I think I've mentioned that Mr. EBB is a financial analyst for a bank and I'm a lawyer. To be a bit more specific, he works in commercial real estate lending and I focus on real estate and land use. You'd think that might give us a bit of a head start in buying a home, and you'd be right--in terms of having a vocabulary of "points" and "PMI" and "escrow" and "fee estate." But that's about as far as our degrees and work experience could take us--to navigate the listings, process, and paperwork, we needed a knowledgeable and patient realtor. I say knowledgeable because we had very limited awareness of neighborhoods beyond the ones we had lived in, and patient because we both had lots and lots of questions--Mr. EBB questions everything having to do with price and mortgages, and I question everything having to do with a contract. It's been particularly jarring for me to see how little of what I learned in my law school property and real estate classes actually comes into the real world.

We started browsing open houses pretty soon after we got married in early October. At first it felt awkward to just walk into someone's home and wander through their rooms and open their closets, but we adjusted. It was fun just being in houses with multiple rooms and doors and made returning to our little apartment all the more painful.

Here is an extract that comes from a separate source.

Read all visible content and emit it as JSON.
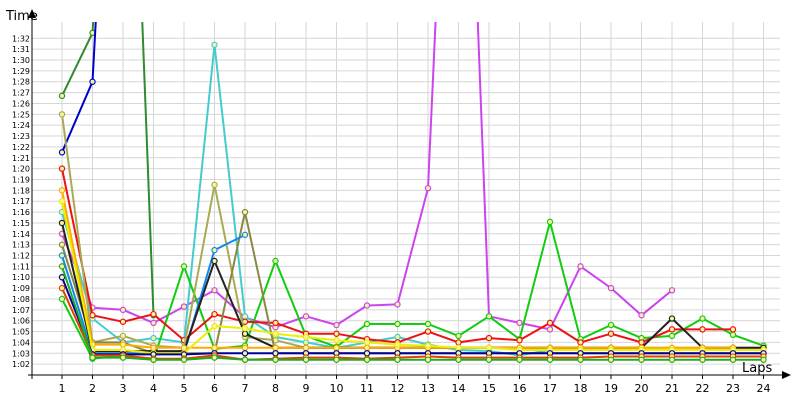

We never really engaged with the listing agents--they all seemed so overeager and overconfident in the market.

Toward the end of November, we visited a beautiful home in a just-okay neighborhood, and we had the place to ourselves. While I poked around upstairs, Mr. EBB and the agent started chatting. They were still chatting when I came downstairs, and I could tell that they had a good conversation going. Mr. EBB was talking about interest rates and whether the market had reached bottom, and the agent didn't seem to be disabusing him of the notion that prices could still fall and waiting to buy might be wise. She seemed calm, non-effusive, and like she didn't really care if we didn't buy the house if we didn't love it. She was the antithesis of the "look at these spacious rooms!" agents that creeped us out in person and make us giggle on HGTV. We loved her.

I signed up to receive automatic email updates from her twice a week with properties that matched criteria we could enter. I set up a separate email account so as not to clog up my regular account with house emails, and I checked it occasionally. I slowly built up a list of "saved" properties and then just as slowly watched those properties sell. The agent called me once in January and emailed once in April to check in; both times I responded that we were still just browsing--don't call us; we'll call you.

In early May we began looking at the open house pages in the Sunday paper with a bit more interest. We began going to more open houses--six or seven each weekend when we were in town. When we'd see one we liked, we emailed the agent we'd met back in November, and she'd get us more info on the property. If we asked her about a property that she thought wasn't in a safe area or that was overpriced, she told us. Slowly we developed a rapport, and we trusted her. There was never even the slightest hint of artifice, and in all our open houses we never met another agent who made us feel so comfortable.

We've now been through several rounds of negotiations with her at our side, and I'm so glad we met her--totally by chance. I would never have considered buying a house without an agent, and with no one to recommend one to us, I think we did okay!